Así pues, su compromiso con la literatura es indudable. Se reconoce a sí misma como una persona despistada, imprudente, desconsiderada con las obligaciones sociales y, sin embargo, comenta, ni se siente culpable ni siente vergüenza, pues la lealtad, añade:
«… se la debo a la visión interior, cuandoquiera y comoquiera que surja […] No hay otro modo de realizar un trabajo con valor artístico. Y, para el que se afana, un eventual éxito lo compensa todo. Las personas más pesarosas del mundo son aquellas que sintieron la llamada creativa, las que sintieron su propio impulso creativo, obstinado e inquieto, y no le dedicaron ni esfuerzo ni tiempo».

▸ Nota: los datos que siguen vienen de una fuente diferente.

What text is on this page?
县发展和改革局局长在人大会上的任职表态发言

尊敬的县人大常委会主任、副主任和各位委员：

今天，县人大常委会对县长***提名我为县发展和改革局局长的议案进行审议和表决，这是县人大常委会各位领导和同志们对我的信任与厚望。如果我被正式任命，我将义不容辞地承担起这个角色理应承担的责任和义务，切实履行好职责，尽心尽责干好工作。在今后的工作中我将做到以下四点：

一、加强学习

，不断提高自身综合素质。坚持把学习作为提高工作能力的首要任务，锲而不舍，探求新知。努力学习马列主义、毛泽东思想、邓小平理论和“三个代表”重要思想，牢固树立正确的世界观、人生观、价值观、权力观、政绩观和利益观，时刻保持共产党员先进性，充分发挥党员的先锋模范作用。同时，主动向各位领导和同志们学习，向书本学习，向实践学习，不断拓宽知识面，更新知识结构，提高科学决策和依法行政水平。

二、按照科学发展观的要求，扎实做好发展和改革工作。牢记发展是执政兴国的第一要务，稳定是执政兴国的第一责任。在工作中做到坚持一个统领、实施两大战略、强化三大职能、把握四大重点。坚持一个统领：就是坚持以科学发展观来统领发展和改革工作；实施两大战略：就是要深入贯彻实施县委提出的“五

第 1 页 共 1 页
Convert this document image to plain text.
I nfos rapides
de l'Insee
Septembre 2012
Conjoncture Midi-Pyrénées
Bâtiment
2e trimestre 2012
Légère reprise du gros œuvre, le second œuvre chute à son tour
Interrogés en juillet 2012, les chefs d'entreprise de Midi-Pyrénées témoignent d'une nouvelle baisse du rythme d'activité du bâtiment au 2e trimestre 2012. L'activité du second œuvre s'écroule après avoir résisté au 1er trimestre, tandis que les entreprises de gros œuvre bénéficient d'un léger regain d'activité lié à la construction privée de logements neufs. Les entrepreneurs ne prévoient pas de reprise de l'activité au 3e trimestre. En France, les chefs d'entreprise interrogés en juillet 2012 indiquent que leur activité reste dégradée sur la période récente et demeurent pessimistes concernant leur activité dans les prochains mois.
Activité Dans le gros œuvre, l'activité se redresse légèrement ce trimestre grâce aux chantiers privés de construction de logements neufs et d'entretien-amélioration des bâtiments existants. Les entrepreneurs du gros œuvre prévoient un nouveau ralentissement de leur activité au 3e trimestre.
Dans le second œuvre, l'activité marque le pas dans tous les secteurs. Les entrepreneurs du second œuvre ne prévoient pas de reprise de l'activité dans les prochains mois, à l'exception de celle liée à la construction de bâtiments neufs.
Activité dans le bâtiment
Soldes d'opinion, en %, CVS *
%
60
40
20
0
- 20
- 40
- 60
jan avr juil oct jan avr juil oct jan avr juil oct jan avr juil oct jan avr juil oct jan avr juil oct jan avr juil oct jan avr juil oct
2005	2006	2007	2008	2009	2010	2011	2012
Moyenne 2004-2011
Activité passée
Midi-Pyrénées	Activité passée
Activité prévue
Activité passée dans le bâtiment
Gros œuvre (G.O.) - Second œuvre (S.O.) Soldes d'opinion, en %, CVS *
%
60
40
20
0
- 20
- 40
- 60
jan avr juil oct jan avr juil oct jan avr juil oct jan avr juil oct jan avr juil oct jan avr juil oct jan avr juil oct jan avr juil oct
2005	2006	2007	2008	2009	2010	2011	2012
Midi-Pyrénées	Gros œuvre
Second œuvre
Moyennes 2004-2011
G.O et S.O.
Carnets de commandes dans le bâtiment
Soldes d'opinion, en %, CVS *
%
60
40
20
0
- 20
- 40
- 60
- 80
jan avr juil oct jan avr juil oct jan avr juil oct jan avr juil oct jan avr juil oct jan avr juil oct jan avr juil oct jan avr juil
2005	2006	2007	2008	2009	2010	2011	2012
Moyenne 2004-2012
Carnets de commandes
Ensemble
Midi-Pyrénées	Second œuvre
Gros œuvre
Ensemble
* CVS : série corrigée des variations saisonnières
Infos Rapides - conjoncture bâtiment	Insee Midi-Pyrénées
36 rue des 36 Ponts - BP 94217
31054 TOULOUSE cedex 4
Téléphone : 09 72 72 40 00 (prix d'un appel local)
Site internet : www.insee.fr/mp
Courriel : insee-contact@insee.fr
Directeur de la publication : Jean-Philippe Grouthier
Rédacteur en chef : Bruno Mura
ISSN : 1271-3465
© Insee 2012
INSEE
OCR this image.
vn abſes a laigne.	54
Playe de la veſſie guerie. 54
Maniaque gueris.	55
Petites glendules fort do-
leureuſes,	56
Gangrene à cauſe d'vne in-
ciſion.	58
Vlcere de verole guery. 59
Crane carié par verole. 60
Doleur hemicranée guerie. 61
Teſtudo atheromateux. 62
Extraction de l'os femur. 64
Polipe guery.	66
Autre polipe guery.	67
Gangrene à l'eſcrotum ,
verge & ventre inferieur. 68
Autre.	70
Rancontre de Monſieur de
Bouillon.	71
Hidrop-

El uso de la sustantivación confiere vivacidad a las imágenes descritas, de modo que quedan impresas en el lector como si este fuera testigo directo de los campos salvajes que afloran en su texto; y el estilo, además del diálogo permanente con autores que sirvieron de base en sus inicios como escritora, dotan al texto de dinamismo, un texto acompañado por voces de escritores muertos, pero vivos en su memoria como si estuvieran presentes.
 
«Whitman fue el hermano que no tuve. Sí tuve un tío, al que quería mucho, pero se mató un lluvioso día de otoño; Whitman, en cambio, se quedó conmigo, quizá más tío mío que nunca a raíz de la pérdida del otro. Era el chico gitano con quien mi hermana y yo nos íbamos a los lejanos campos de las afueras del pueblo, con nuestro poni, para coger fresas. El muchacho rumano se marchó; Whitman brillaba en la penumbra de mi habitación, que empezaba a llenarse de libros, y cuadernos, y botas embarradas, y la vieja máquina de escribir Underwood de mi abuelo».
 
Búhos, conejos, rayas, perros, ciervos y todo tipo de animales y de paisaje pueblan las páginas de esta obra y de las anotaciones registradas directamente durante los paseos campestres a lo largo de su vida, ya inmortalizados.
 
«¿Quién diría al ruiseñor que su canto es frívolo por carecer de palabras?».
 
«¿Te parece que el chochín sueña con un hogar mejor».
 
«Aunque no los hayas visto, hay cisnes, incluso ahora
golpeteando dentro del huevo y emergiendo
a la luz del sol.
Ellos saben quiénes son».
 
«¿Quién eres?, gritaron ellos, en la linde del pueblo.
Soy de los vuestros, respondió el poeta.
Aunque iba vestido como el viento, aunque parecía una cascada».
Mary Oliver, para mí, ha sido un descubrimiento y, aunque su obra se compone de una trentena de títulos, es una autora, por desgracia, poco traducida en nuestro país, aunque es cierto que los lectores en lengua catalana tenemos el privilegio de contar con su poemario Ocell Roig, traducido recientemente por Godall Edicions mientras esperamos que el resto de su obra vaya llegando.